The cover of the single Zone shows a pair of wellies, drawn in felt tip in contrasting primary colours. But don’t expect autumnal-sounding songs with bright contrasts: the music is anything but rainy. The vibe is that of long, lazy summer afternoons, stretching out into the night. Bart van der Elst, who you may know from acts like Indian Askin, started this band with his girlfriend in their own living room.
Singer-songwriter Géonne Hartman writes intimate folk songs about the sea, the mountains and first love. Her singles have truly beautiful covers that show incandescent flowers luring you to the dark bottom of the ocean. They are an apt illustration of the atmosphere in her songs, as Géonne’s voice draws you into a different world: a fairytale landscape of vocal harmonies and beautiful melodies, but rough and dark around the edges.
Under the header Catching Cultures: Party! Tweetakt is teaming up with the Catching Cultures Orchestra to present a whole day of cheerful music from all over the world on 3 July.
Imetlaâ makes traditional Amazigh music from the Rif region, but infuses it with countless other sounds and musical styles. The result? Swinging crossovers spiked with Latin, dance and rock influences, tackling big themes like homesickness, hope, and unattainable love.
Composer Cengiz Arslanpay owns a huge collection of flutes in all shapes and sizes and from a wide range of cultures and continents. He plays them all, but he really comes into his own when he plays the Ney (a reed flute). In his music, he mixes his flutes and other more traditional instruments with electronic sounds.
The African jazz and blues band Superlandaya played years ago on the biggest stages of Guinea, the homeland of frontman Amara Diabate. After a few years in Utrecht, he decided to breathe new life into the group and give it a more modern look. This is how he came to the current line-up of kora, sax, djembe and dundun.
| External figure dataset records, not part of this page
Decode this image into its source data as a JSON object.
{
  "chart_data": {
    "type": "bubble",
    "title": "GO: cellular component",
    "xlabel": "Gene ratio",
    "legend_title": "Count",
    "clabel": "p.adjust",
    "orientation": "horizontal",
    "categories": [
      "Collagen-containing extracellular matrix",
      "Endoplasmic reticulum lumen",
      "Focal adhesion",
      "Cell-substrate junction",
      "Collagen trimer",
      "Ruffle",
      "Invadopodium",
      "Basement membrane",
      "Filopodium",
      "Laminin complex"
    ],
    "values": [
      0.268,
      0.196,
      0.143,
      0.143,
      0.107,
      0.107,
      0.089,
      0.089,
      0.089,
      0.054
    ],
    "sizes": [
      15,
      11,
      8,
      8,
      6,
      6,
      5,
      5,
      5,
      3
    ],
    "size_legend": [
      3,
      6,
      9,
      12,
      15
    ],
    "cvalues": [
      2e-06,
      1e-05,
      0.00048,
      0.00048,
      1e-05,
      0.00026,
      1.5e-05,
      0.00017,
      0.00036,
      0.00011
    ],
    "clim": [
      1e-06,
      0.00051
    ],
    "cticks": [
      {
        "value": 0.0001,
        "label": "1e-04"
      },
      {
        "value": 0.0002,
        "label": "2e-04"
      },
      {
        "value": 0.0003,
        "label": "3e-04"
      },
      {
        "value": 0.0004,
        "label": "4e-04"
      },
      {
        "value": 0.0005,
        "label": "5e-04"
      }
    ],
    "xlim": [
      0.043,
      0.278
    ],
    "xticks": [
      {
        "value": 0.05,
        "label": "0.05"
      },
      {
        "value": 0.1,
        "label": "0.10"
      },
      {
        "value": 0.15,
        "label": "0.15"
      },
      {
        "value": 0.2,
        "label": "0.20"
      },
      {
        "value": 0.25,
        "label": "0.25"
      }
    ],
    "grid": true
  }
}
Catching Cultures Orchestra
The Catching Cultures Orchestra is an orchestra from Utrecht that features a large horn section complemented with drums, ney, saz, derbouka, ud and vocals. Some of the musicians were born and/or raised here, while others are newcomers who came to Utrecht as migrants or refugees. The music they make consists partly of adaptations of classic and popular music from the Middle East, and partly of the orchestra’s own compositions, with influences from Utrecht and the musicians’ various countries of origin.